Global regulation standards to protect human health, labor, the
environment, and to prevent monopolies could be put into effect through
bilateral or multilateral trade agreements and organizations such as the
WTO, if their goal was sustainability of markets in the long term.
Unfortunately, it seems that shorter-sighted policymakers choose to
emphasize "unfettered trade" and the removal of "trade barriers" that
include regulations that may be there for a good (non-protectionist)
reasons. So they let the market create a race to the bottom of
regulatory standards, and the market doesn't often react until a
resource has been seriously depleted and larger problems have been
created.

While the decline of oil production may not have begun to happen (or
perhaps it has), it would be nice if we as a civilization could prepare
and plan with vision of the future instead of always waiting for the
market to react. The problem with using markets to create our future is
that they are reactive by nature, and sometimes they don't react until
irreparable damage (such as species extinction, ecosystem loss, climate
change or the running out of oil after you set up a global system to run
on it) has been done.

One potential result of the impending decline in oil production will be
the need to make more products locally. In some ways, for energy or
petrochemical intensive products and services, it could possibly throw
globalization into reverse. We do not have a sufficient backup energy
and chemical industry plan in place - alternative energy and
conservation technology need much more development. We may not be able
to cheaply transport some products halfway around the world, and
petrochemical intensive products will become more expensive. The market
will react by looking for local and/or alternative products.
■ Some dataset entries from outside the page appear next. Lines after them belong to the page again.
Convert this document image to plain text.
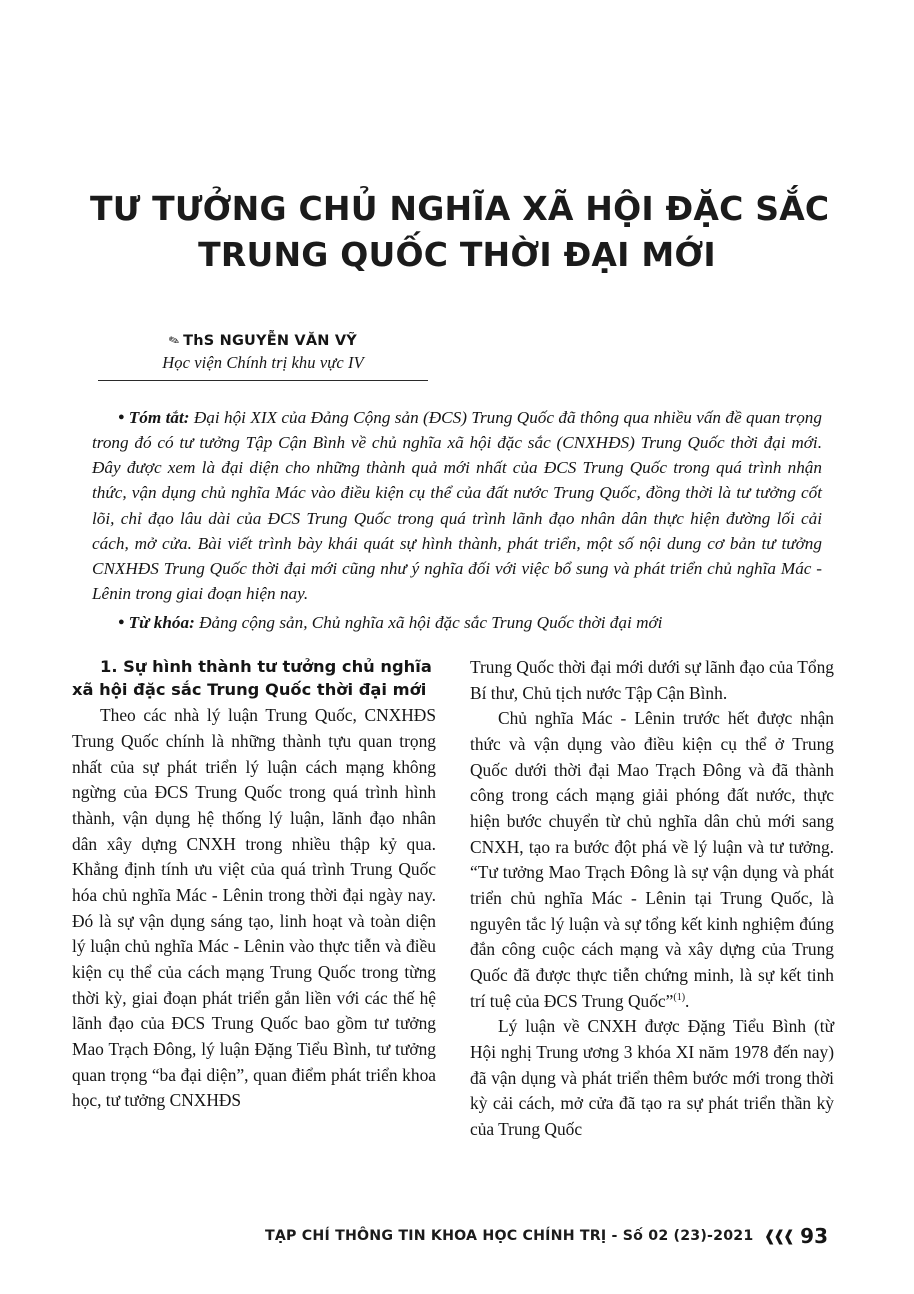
TƯ TƯỞNG CHỦ NGHĨA XÃ HỘI ĐẶC SẮC
TRUNG QUỐC THỜI ĐẠI MỚI
✎ThS NGUYỄN VĂN VỸ
Học viện Chính trị khu vực IV

● Tóm tắt: Đại hội XIX của Đảng Cộng sản (ĐCS) Trung Quốc đã thông qua nhiều vấn đề quan trọng trong đó có tư tưởng Tập Cận Bình về chủ nghĩa xã hội đặc sắc (CNXHĐS) Trung Quốc thời đại mới. Đây được xem là đại diện cho những thành quả mới nhất của ĐCS Trung Quốc trong quá trình nhận thức, vận dụng chủ nghĩa Mác vào điều kiện cụ thể của đất nước Trung Quốc, đồng thời là tư tưởng cốt lõi, chỉ đạo lâu dài của ĐCS Trung Quốc trong quá trình lãnh đạo nhân dân thực hiện đường lối cải cách, mở cửa. Bài viết trình bày khái quát sự hình thành, phát triển, một số nội dung cơ bản tư tưởng CNXHĐS Trung Quốc thời đại mới cũng như ý nghĩa đối với việc bổ sung và phát triển chủ nghĩa Mác - Lênin trong giai đoạn hiện nay.

● Từ khóa: Đảng cộng sản, Chủ nghĩa xã hội đặc sắc Trung Quốc thời đại mới

1. Sự hình thành tư tưởng chủ nghĩa xã hội đặc sắc Trung Quốc thời đại mới

Theo các nhà lý luận Trung Quốc, CNXHĐS Trung Quốc chính là những thành tựu quan trọng nhất của sự phát triển lý luận cách mạng không ngừng của ĐCS Trung Quốc trong quá trình hình thành, vận dụng hệ thống lý luận, lãnh đạo nhân dân xây dựng CNXH trong nhiều thập kỷ qua. Khẳng định tính ưu việt của quá trình Trung Quốc hóa chủ nghĩa Mác - Lênin trong thời đại ngày nay. Đó là sự vận dụng sáng tạo, linh hoạt và toàn diện lý luận chủ nghĩa Mác - Lênin vào thực tiễn và điều kiện cụ thể của cách mạng Trung Quốc trong từng thời kỳ, giai đoạn phát triển gắn liền với các thế hệ lãnh đạo của ĐCS Trung Quốc bao gồm tư tưởng Mao Trạch Đông, lý luận Đặng Tiểu Bình, tư tưởng quan trọng “ba đại diện”, quan điểm phát triển khoa học, tư tưởng CNXHĐS

Trung Quốc thời đại mới dưới sự lãnh đạo của Tổng Bí thư, Chủ tịch nước Tập Cận Bình.

Chủ nghĩa Mác - Lênin trước hết được nhận thức và vận dụng vào điều kiện cụ thể ở Trung Quốc dưới thời đại Mao Trạch Đông và đã thành công trong cách mạng giải phóng đất nước, thực hiện bước chuyển từ chủ nghĩa dân chủ mới sang CNXH, tạo ra bước đột phá về lý luận và tư tưởng. “Tư tưởng Mao Trạch Đông là sự vận dụng và phát triển chủ nghĩa Mác - Lênin tại Trung Quốc, là nguyên tắc lý luận và sự tổng kết kinh nghiệm đúng đắn công cuộc cách mạng và xây dựng của Trung Quốc đã được thực tiễn chứng minh, là sự kết tinh trí tuệ của ĐCS Trung Quốc”$^{(1)}$.

Lý luận về CNXH được Đặng Tiểu Bình (từ Hội nghị Trung ương 3 khóa XI năm 1978 đến nay) đã vận dụng và phát triển thêm bước mới trong thời kỳ cải cách, mở cửa đã tạo ra sự phát triển thần kỳ của Trung Quốc

TẠP CHÍ THÔNG TIN KHOA HỌC CHÍNH TRỊ - Số 02 (23)-2021 ❰❰❰ 93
What does this mean for recycling? More local markets for materials.
In addition, more resource efficiency in general - by necessity.

Terry S. Brennan
Integrated Waste Management Specialist
California Integrated Waste Management Board
phone (916) 341-6578
fax (916) 319-7474
e-mail tbrennan@no.address

Zero Waste - You make it happen!



-----Original Message-----
From: Eric Lombardi [mailto:eric@no.address]
Sent: Monday, April 25, 2005 4:00 PM
To: 'Peter Anderson'; 'GreenYes'
Subject: [greenyes] RE: Cheeks and Recycling

I want to jump in to support Peter's point about why recycling in
America is still fighting and LOSING ground instead of leading us toward
a more sustainable future. I was there "in the day" for solar in the
70's, and it was the same kind of collapse in the 80's and 90's. Why?
Because the market price of the alternative is too damn low! I won't
call oil or landfills "competition" since they are a fundamentally
different way of living on this planet than what recycling and solar can
offer... and that is where the debate must go. Once we as a society
decide what our public policy goals are, and maybe we'll just decide
that clean air, groundwater and local economies are important, then we
need to "change the rules" so that the market economics rewards the
clean market leaders.

The real revolution to protect our natural places and our children's
bodies is an economic revolution ... what are the rules for making
money? And, here's the tough part, the Age of Globalization means the
new rules need to go global.

Eric

Eric Lombardi
Executive Director
Eco-Cycle Inc
303-444-6634
www.ecocycle.org


-----Original Message-----
From: Peter Anderson [mailto:anderson@no.address]
Sent: Monday, April 25, 2005 3:55 PM
To: GreenYes
Subject: [greenyes] Evangelicals - Threat or Promise

Dave and Doug have taken exception to the caption I included as a lead
in the Rolling Stones article on evangelicals' political plans.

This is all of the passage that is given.